Aleksandar Milenković, M.A.

Project title: Concepts of visual perception in Greek scientific thought from the 5th century BC to the 2nd century AD

Supervisor: Prof. Dr. Jochen Althoff, Prof. Dr. Tanja Pommerening

Dissertation project:

The connection between humans and nature is filled with concepts never fully explored. Using their senses, humans have always sought to quench the thirst of understanding as many aspects of the surrounding nature as possible. The sense of sight has long been perceived as one of the dominant senses, and as such, it was a rather common topic of interest for early Greek thinkers. The scope of this interest is documented in both philosophical and medical writings from the 5th century BC onwards. In order to gain a more comprehensive notion of the human body in this context, one must, with equal diligence, turn to both philosophical and medical sources. The former offer theories of how the human body functions, while the latter describe ailments that hinder such functioning, as well as their consequences.

It is precisely these theories that form the main subject of the present study, focusing on different textual accounts of the visual organ, together with its functions and the overall process of visual perception. After looking into main source materials many questions arise, and they can be divided into three main inquiries: How did philosophers and physicians describe the structure of the visual organ, how did they illustrate its mechanisms, and how did they explain the overall process of seeing?

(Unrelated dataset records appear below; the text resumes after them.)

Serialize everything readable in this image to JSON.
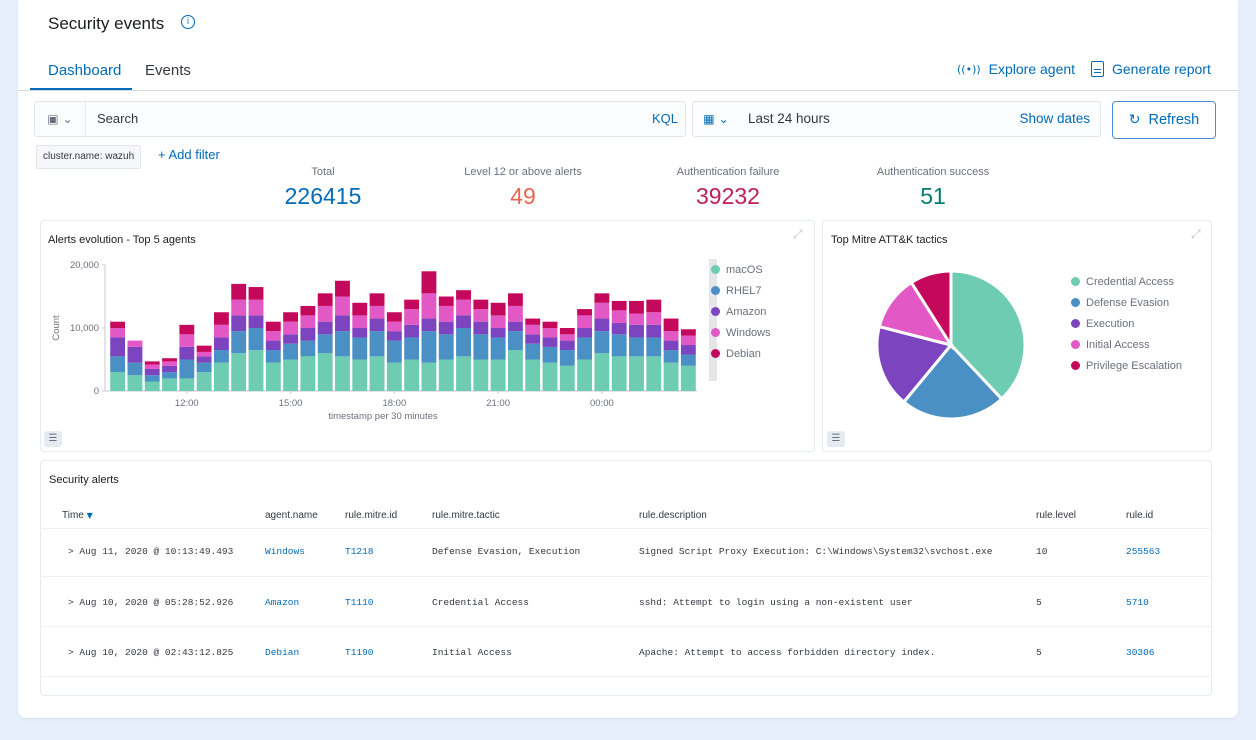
{
  "header": {
    "title": "Security events",
    "tabs": [
      {
        "label": "Dashboard"
      },
      {
        "label": "Events"
      }
    ],
    "explore_agent": "Explore agent",
    "generate_report": "Generate report"
  },
  "search": {
    "placeholder": "Search",
    "kql": "KQL",
    "time_range": "Last 24 hours",
    "show_dates": "Show dates",
    "refresh": "Refresh"
  },
  "filters": {
    "pill": "cluster.name: wazuh",
    "add": "+ Add filter"
  },
  "stats": [
    {
      "label": "Total",
      "value": "226415",
      "color": "#006bb8"
    },
    {
      "label": "Level 12 or above alerts",
      "value": "49",
      "color": "#e7664c"
    },
    {
      "label": "Authentication failure",
      "value": "39232",
      "color": "#bd1e59"
    },
    {
      "label": "Authentication success",
      "value": "51",
      "color": "#017d73"
    }
  ],
  "alerts_chart": {
    "title": "Alerts evolution - Top 5 agents",
    "legend": [
      "macOS",
      "RHEL7",
      "Amazon",
      "Windows",
      "Debian"
    ]
  },
  "mitre_chart": {
    "title": "Top Mitre ATT&K tactics"
  },
  "chart_data": [
    {
      "type": "bar",
      "title": "Alerts evolution - Top 5 agents",
      "xlabel": "timestamp per 30 minutes",
      "ylabel": "Count",
      "ylim": [
        0,
        20000
      ],
      "y_ticks": [
        "0",
        "10,000",
        "20,000"
      ],
      "x_ticks": [
        {
          "label": "12:00",
          "index": 4.5
        },
        {
          "label": "15:00",
          "index": 10.5
        },
        {
          "label": "18:00",
          "index": 16.5
        },
        {
          "label": "21:00",
          "index": 22.5
        },
        {
          "label": "00:00",
          "index": 28.5
        }
      ],
      "stacked": true,
      "colors": [
        "#6dccb1",
        "#4a90c4",
        "#7d44bf",
        "#e258c4",
        "#c4085c"
      ],
      "series": [
        {
          "name": "macOS",
          "values": [
            3000,
            2500,
            1500,
            2000,
            2000,
            3000,
            4500,
            6000,
            6500,
            4500,
            5000,
            5500,
            6000,
            5500,
            5000,
            5500,
            4500,
            5000,
            4500,
            5000,
            5500,
            5000,
            5000,
            6500,
            5000,
            4500,
            4000,
            5000,
            6000,
            5500,
            5500,
            5500,
            4500,
            4000
          ]
        },
        {
          "name": "RHEL7",
          "values": [
            2500,
            2000,
            1000,
            1000,
            3000,
            1500,
            2000,
            3500,
            3500,
            2000,
            2500,
            2500,
            3000,
            4000,
            3500,
            4000,
            3500,
            3500,
            5000,
            4000,
            4500,
            4000,
            3500,
            3000,
            2500,
            2500,
            2500,
            3500,
            3500,
            3500,
            3000,
            3000,
            2000,
            1800
          ]
        },
        {
          "name": "Amazon",
          "values": [
            3000,
            2500,
            1000,
            1000,
            2000,
            1000,
            2000,
            2500,
            2000,
            1500,
            1500,
            2000,
            2000,
            2500,
            1500,
            2000,
            1500,
            2000,
            2000,
            2000,
            2000,
            2000,
            1500,
            1500,
            1500,
            1500,
            1500,
            1500,
            2000,
            1800,
            2000,
            2000,
            1500,
            1500
          ]
        },
        {
          "name": "Windows",
          "values": [
            1500,
            1000,
            700,
            700,
            2000,
            700,
            2000,
            2500,
            2500,
            1500,
            2000,
            2000,
            2500,
            3000,
            2000,
            2000,
            1500,
            2500,
            4000,
            2500,
            2500,
            2000,
            2000,
            2500,
            1500,
            1500,
            1000,
            2000,
            2500,
            2000,
            1800,
            2000,
            1500,
            1500
          ]
        },
        {
          "name": "Debian",
          "values": [
            1000,
            0,
            500,
            500,
            1500,
            1000,
            2000,
            2500,
            2000,
            1500,
            1500,
            1500,
            2000,
            2500,
            2000,
            2000,
            1500,
            1500,
            3500,
            1500,
            1500,
            1500,
            2000,
            2000,
            1000,
            1000,
            1000,
            1000,
            1500,
            1500,
            2000,
            2000,
            2000,
            1000
          ]
        }
      ]
    },
    {
      "type": "pie",
      "title": "Top Mitre ATT&K tactics",
      "slices": [
        {
          "label": "Credential Access",
          "value": 38,
          "color": "#6dccb1"
        },
        {
          "label": "Defense Evasion",
          "value": 23,
          "color": "#4a90c4"
        },
        {
          "label": "Execution",
          "value": 18,
          "color": "#7d44bf"
        },
        {
          "label": "Initial Access",
          "value": 12,
          "color": "#e258c4"
        },
        {
          "label": "Privilege Escalation",
          "value": 9,
          "color": "#c4085c"
        }
      ]
    }
  ],
  "alerts_table": {
    "title": "Security alerts",
    "columns": [
      "Time",
      "agent.name",
      "rule.mitre.id",
      "rule.mitre.tactic",
      "rule.description",
      "rule.level",
      "rule.id"
    ],
    "rows": [
      {
        "time": "Aug 11, 2020 @ 10:13:49.493",
        "agent": "Windows",
        "mitre_id": "T1218",
        "tactic": "Defense Evasion, Execution",
        "description": "Signed Script Proxy Execution: C:\\Windows\\System32\\svchost.exe",
        "level": "10",
        "rule_id": "255563"
      },
      {
        "time": "Aug 10, 2020 @ 05:28:52.926",
        "agent": "Amazon",
        "mitre_id": "T1110",
        "tactic": "Credential Access",
        "description": "sshd: Attempt to login using a non-existent user",
        "level": "5",
        "rule_id": "5710"
      },
      {
        "time": "Aug 10, 2020 @ 02:43:12.825",
        "agent": "Debian",
        "mitre_id": "T1190",
        "tactic": "Initial Access",
        "description": "Apache: Attempt to access forbidden directory index.",
        "level": "5",
        "rule_id": "30306"
      }
    ]
  },
  "icons": {
    "info": "ⓘ",
    "radio_waves": "((•))",
    "save_query": "🖫",
    "calendar": "▦",
    "refresh": "↻",
    "expand": "⤢",
    "legend_toggle": "☰",
    "chevron_right": "›",
    "chevron_down": "⌄"
  }
}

Answers to these questions are to be found in various philosophical and medical sources from the 5th century BC to the 2nd century AD, marking two crucial periods in the history of science – the early philosophers of nature and medical literature of the Roman physician Galen. Between them, significant material can be examined in the works of Plato, Aristotle and Theophrastus, as well as in certain treatises of the Corpus Hippocraticum.

In order to gain a deeper insight, lexical analysis of other literary genres will be included as a form of contrast. It will be significant to see how vision-based terminology differs among genres. These sources will be both diachronically and synchronically analysed in the light of my research questions and their respective contexts.

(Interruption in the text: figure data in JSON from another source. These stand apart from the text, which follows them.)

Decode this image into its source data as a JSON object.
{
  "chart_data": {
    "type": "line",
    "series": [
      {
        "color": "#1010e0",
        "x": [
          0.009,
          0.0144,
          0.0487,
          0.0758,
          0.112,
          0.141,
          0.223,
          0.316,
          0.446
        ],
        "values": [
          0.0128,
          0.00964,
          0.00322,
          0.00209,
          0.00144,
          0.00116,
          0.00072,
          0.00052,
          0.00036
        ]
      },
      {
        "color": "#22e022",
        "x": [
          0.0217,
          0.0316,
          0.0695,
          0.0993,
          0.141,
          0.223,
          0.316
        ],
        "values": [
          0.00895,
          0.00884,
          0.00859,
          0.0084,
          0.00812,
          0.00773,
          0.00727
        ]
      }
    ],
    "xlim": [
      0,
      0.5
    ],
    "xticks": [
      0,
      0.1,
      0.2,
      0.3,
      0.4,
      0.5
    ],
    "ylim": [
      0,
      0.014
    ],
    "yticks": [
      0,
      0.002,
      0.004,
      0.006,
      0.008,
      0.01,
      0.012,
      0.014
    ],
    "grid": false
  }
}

Taking into account different doctrines during a time span of several centuries, as well as correlations with other cultures (as much as such task is possible) the aim of this study is to offer a comprehensive examination of visual perception theories, and moreover attempt to reconstruct concepts on which these theories are based, as well as to investigate which of those concepts are universal, specific or interchanged among different cultures.